Des républicains comme Larry Hogan appellent aussi à un nouveau départ : le gouverneur du Maryland a longtemps pesté contre les extrémistes de son parti. «Il aurait dû y avoir l'une des plus grosses vagues rouges de tous les temps», a-t-il déclaré à CNN. «Les taux d'approbation du président Biden étaient parmi les plus bas de l'histoire. Plus de 70% ont déclaré que le pays allait dans la mauvaise direction. Et nous n'avons toujours pas livré.»

Les «election deniers» ont échoué : leurs théories du complot n'intéressent pas les électeurs*, estime Hogan. «En principe, Trump nous a coûté l'élection pour la troisième fois». L'homme de 66 ans en a assez de perdre: le parti a besoin d'une «vision plus prometteuse» et doit redevenir une alternative pour les électeurs qui changent de camp. C'est pourquoi une nouvelle candidature serait une erreur - et son annonce pourrait «sans aucun doute» aussi coûter le second tour en Géorgie, selon Hogan.

Trump réagit aux vents contraires de sa manière habituelle : il se déchaîne. Sur Truth Social, il s'emporte en affirmant sans fondement que Ron DeSantis n'est devenu gouverneur de Floride que parce qu'il a fait intervenir le FBI lors des élections de 2018, ce qui a empêché toute manipulation. Dans le même temps, il tente de faire porter à Mitch McConnell la responsabilité de l'échec des élections de mi-mandat, ajoute CNN.

Une candidature comme une carte «sortie de prison»

La journaliste du New York Times Maggie Haberman, qui a écrit le livre «Tromperie» sur ce golfeur passionné, ne croit pas non plus que l'homme de 76 ans se retirera facilement. «Trump a clairement fait savoir qu'il était prêt à tout brûler s'il n'obtenait pas ce qu'il voulait. Il veut garder la main sur la ligne de produits qu'il développe depuis six ans : le Parti républicain».

Haberman écrit sur Twitter que le GOP se trouve à un point culminant et qu'on ne sait pas dans quelle direction il va. Il en va de même pour le maintien ou non des poursuites judiciaires, car Trump mise apparemment sur le fait qu'il ne fera plus l'objet d'une enquête dès qu'il aura annoncé sa candidature à la présidence. «Cela le place dans une meilleure position pour mettre sa base sous le feu et affirmer que tout cela n'est qu'une chasse aux sorcières», explique l'ancien procureur James Zirin à «The Daily Beast».

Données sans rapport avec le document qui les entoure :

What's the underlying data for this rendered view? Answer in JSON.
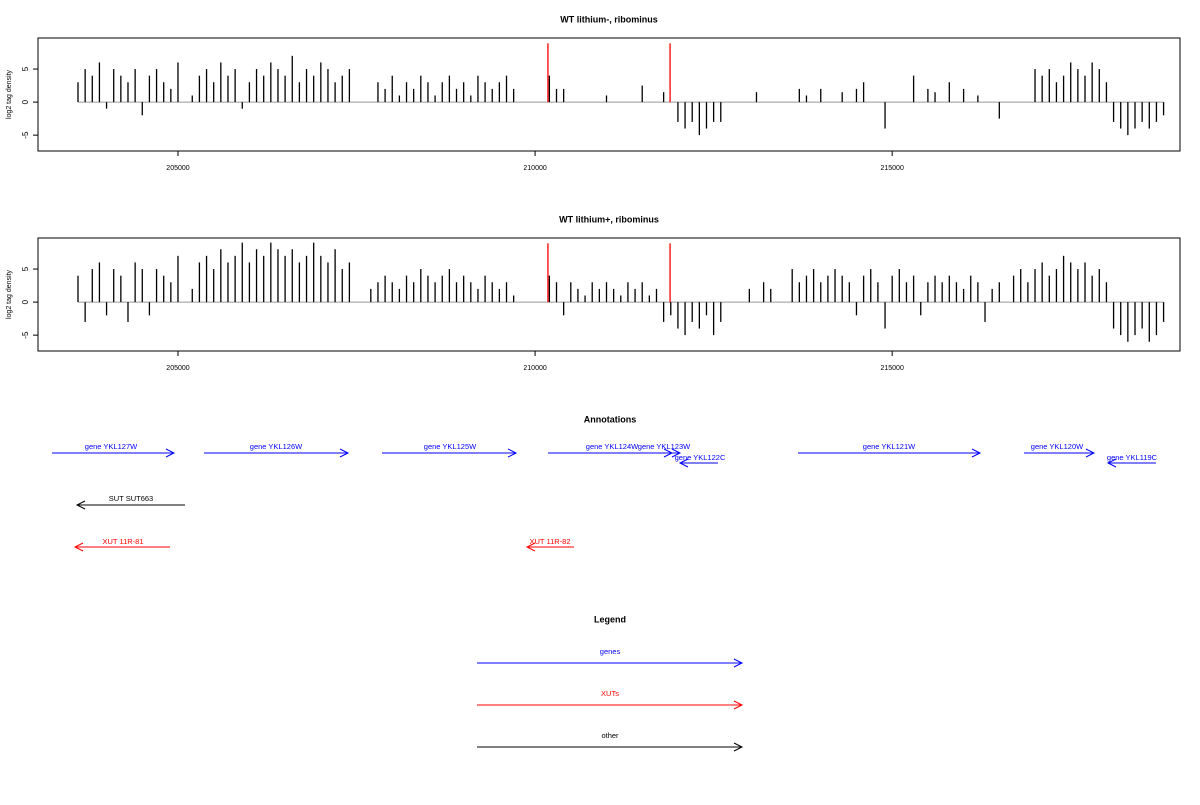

Mais Zirin estime qu'il est peu probable que les autorités, et en particulier le ministère de la Justice, le lâchent : «Les procureurs ne vont pas se retenir», affirme le juriste avec certitude. Après une semaine catastrophique pour Donald Trump, la perspective de nouvelles enquêtes est la cerise sur le gâteau d'une évolution qui pourrait bien sonner le glas du trumpisme en Amérique.